What if your company is massive? Well, the principle remains the same with much more small boats.
What can we learn from that metaphor?
“Structure” is the scaffolding supporting “Organization”. Looking for robustness isn’t bad, but it can make weak the whole structure when an unplanned event occurs.
“Responsiveness” is vital in a complex world because it is impossible to control everything. Every single entity has to have the capacity to respond to threats or opportunities.
Each team or boat is autonomous and empowered. Team´s activity bucket or backlog is a portfolio of activities. At the top level, enterprise portfolio is a consolidation of all team portfolios in a single view.
The border or the structure is the corporate identity that binds all speed boats together during the cruise.
In “big” responsive organization, the structure is at its lightest using only the required necessary boundaries cleaned from ineffective organizational debt.
And when a “black swan” occurs, each boat can separate from the cruiser in any form they need to respond to that emerging threat. And then gather again in the old way or a brand new one.
Sometimes, from the cruisers cabin perspective (governance) new opportunities to a spin-off, to sell a ship, to buy ships to improve the shape of the cruiser happen. Maybe you need to parallelize destinations; perhaps you need to be more significant for deep sea.
The farmer metaphor (source P. Niedschmidt)
A farmer has three cattle. In a sunny afternoon, the Knight came to visit the farmer and says:
“ Hey farmer, I saw that you have three cattle in your pen. My daughter is getting married this Sunday. I take two cattle.”
The unlucky farmer yelled, “You cannot do this to me!” And the knight answering “ I already did.”.

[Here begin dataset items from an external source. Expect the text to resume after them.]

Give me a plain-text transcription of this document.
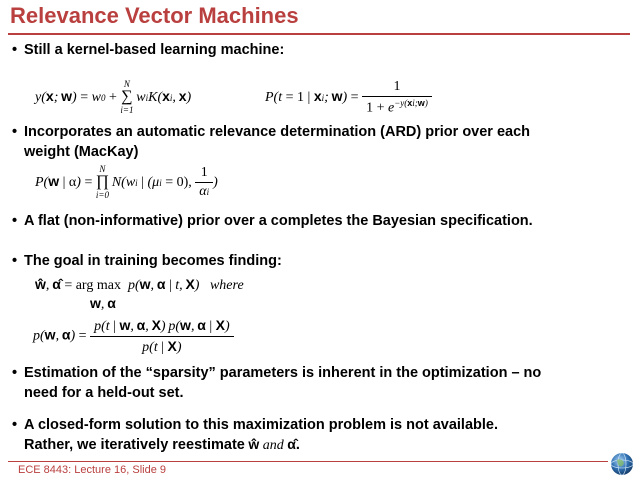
Relevance Vector Machines
• Still a kernel-based learning machine:
y(x; w) = w0 + N
∑
i=1 wiK(xi, x)	P(t = 1 | xi; $w) = \frac{1}{1 + e^{-y(xi;w)}}$
• Incorporates an automatic relevance determination (ARD) prior over each
weight (MacKay)
P(w | α) = N
∏
i=0 N(wi | (μi = 0), $\frac{1}{\alpha i}$ )
• A flat (non-informative) prior over a completes the Bayesian specification.
• The goal in training becomes finding:
ŵ, α̂ = arg max  p(w, α | t, X)   where
w, α
p(w, $\alpha) = \frac{p(t | w, \alpha, X) p(w, \alpha | X)}{p(t | X)}$
• Estimation of the “sparsity” parameters is inherent in the optimization – no
need for a held-out set.
• A closed-form solution to this maximization problem is not available.
Rather, we iteratively reestimate ŵ and α̂.
ECE 8443: Lecture 16, Slide 9
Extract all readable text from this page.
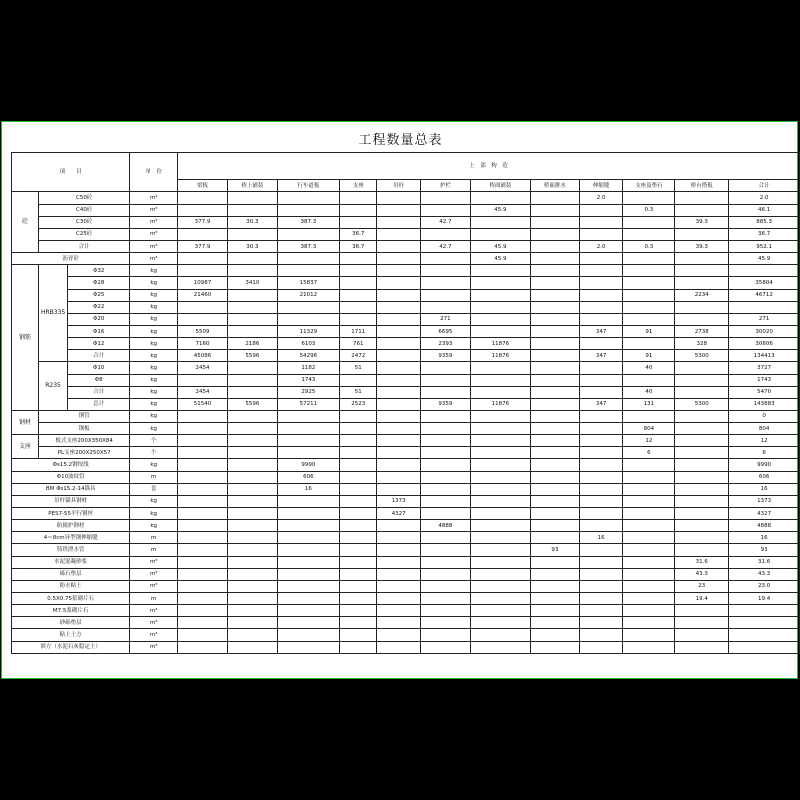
工程数量总表
项　　目			单　位	上　部　构　造											
				梁板	桥上铺装	行车道板	支座	吊杆	护栏	桥面铺装	桥面排水	伸缩缝	支座及垫石	桥台搭板	合计
砼	C50砼		m³									2.0			2.0
	C40砼		m³							45.9			0.3		46.1
	C30砼		m³	377.9	30.3	387.3			42.7					39.3	885.3
	C25砼		m³				36.7								36.7
	合计		m³	377.9	30.3	387.3	36.7		42.7	45.9		2.0	0.3	39.3	952.1
沥青砼			m³							45.9					45.9
钢筋	HRB335	Φ32	kg												
		Φ28	kg	10987	3410	15837									35804
		Φ25	kg	21460		21012								2234	46712
		Φ22	kg												
		Φ20	kg						271						271
		Φ16	kg	5509		11329	1711		6695			347	91	2738	30020
		Φ12	kg	7160	2186	6103	761		2393	11876				328	30606
		合计	kg	45086	5596	54296	2472		9359	11876		347	91	5300	134413
	R235	Φ10	kg	2454		1182	51						40		3727
		Φ8	kg			1743									1743
		合计	kg	2454		2925	51						40		5470
		总计	kg	51540	5596	57211	2523		9359	11876		347	131	5300	143883
钢材	钢管		kg												0
	钢板		kg										804		804
支座	板式支座200X350X84		个										12		12
	PL支座200X250X57		个										6		6
Φs15.2钢绞线			kg			9990									9990
Φ10波纹管			m			606									606
BM Φs15.2-14锚具			套			16									16
吊杆锚具钢材			kg					1373							1373
PES7-55平行钢丝			kg					4327							4327
防撞护钢材			kg						4888						4888
4＝8cm异型钢伸缩缝			m									16			16
铸铁泄水管			m								93				93
水泥混凝砂浆			m³											31.6	31.6
砾石垫层			m³											43.3	43.3
防水粘土			m³											23	23.0
0.5X0.75浆砌片石			m											19.4	19.4
M7.5浆砌片石			m³												
砂砾垫层			m³												
粘土土方			m³												
填方（水泥石灰稳定土）			m³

The farmer was furious and asked for an audition with the duke. He explains to the duke his concerns and the duke answering
“Farmer, this is not my business; you have to respect the chain of command and express your claims to your knight.”
Again the farmer was angry and went to Church.
At the Church, he explained his issue to the priest. And the priest answering:
“My child, prey, prey harder. God will give it to you back one hundred times.”
What can we learn from that metaphor?
- In a master and servant relationship, you always lose as a servant.
- On the top of the chain of command, you have the King. And the King is nominated by God.
- On the top of the Church, you find the pope. And the pope is nominated by God too.
- Both organizational models are deeply coded in our cultural DNA and let us believe that a corporate matrix (organigram) is the only logical solution to a structure.
That model has been hijacked in the Middle Age and Renaissance period when Dutch merchants started to deal with the Indies and China. In a very stereotypical manner, the merchants were able to gather to create the West Indies Company and the Hanseatic Ligue of free cities (North Germany) due to some structural weaknesses. The Church wanted to have more churches and was strongly focused on Reformation and Inquisition. The King wanted to extend his territories and was too occupied in wars against other kings.
That situation led to the creation of what we can tell modern global business.
Jason is a junior in the company. It is his first job after leaving university.
He is passionate about his job.
The only issue is to getting access to information. Jason has to ask his supervisor when he is available. And usually when the information required comes back to him, it is either too late or outdated.
As a junior, he is very respectful and accepts that situation. The only options he has are:
- To focus on its career
- To adopt the same attitude than his supervisor
- To use politics for his purpose and get closer to the higher authority
- To address the problem and get fired
- To leave the company
Jason has another more private passion. He loves to dance.
In the evening at the salsa dance course, he met Elsa.
Elsa is a beautiful and enthusiastic young woman.
While dancing together, they also get closer in their private life.
Elsa is the assistant of the CEO of the company where Jason is working.
They are sharing a lot and talking a lot. They’re talking a lot about the company in fact and that also during their free time.
After a while, Jason knew a lot more than his supervisor.
What can we learn from that story?
“Structure” is what might be. “Organization” is the real relationship not limited by boundaries.
It is a game, an exercise that I use all the time to read the existing system called enterprise.
During a kick-off session, all the people of the enterprise are gathering. After icebreaker and introduction, we are starting the experiment.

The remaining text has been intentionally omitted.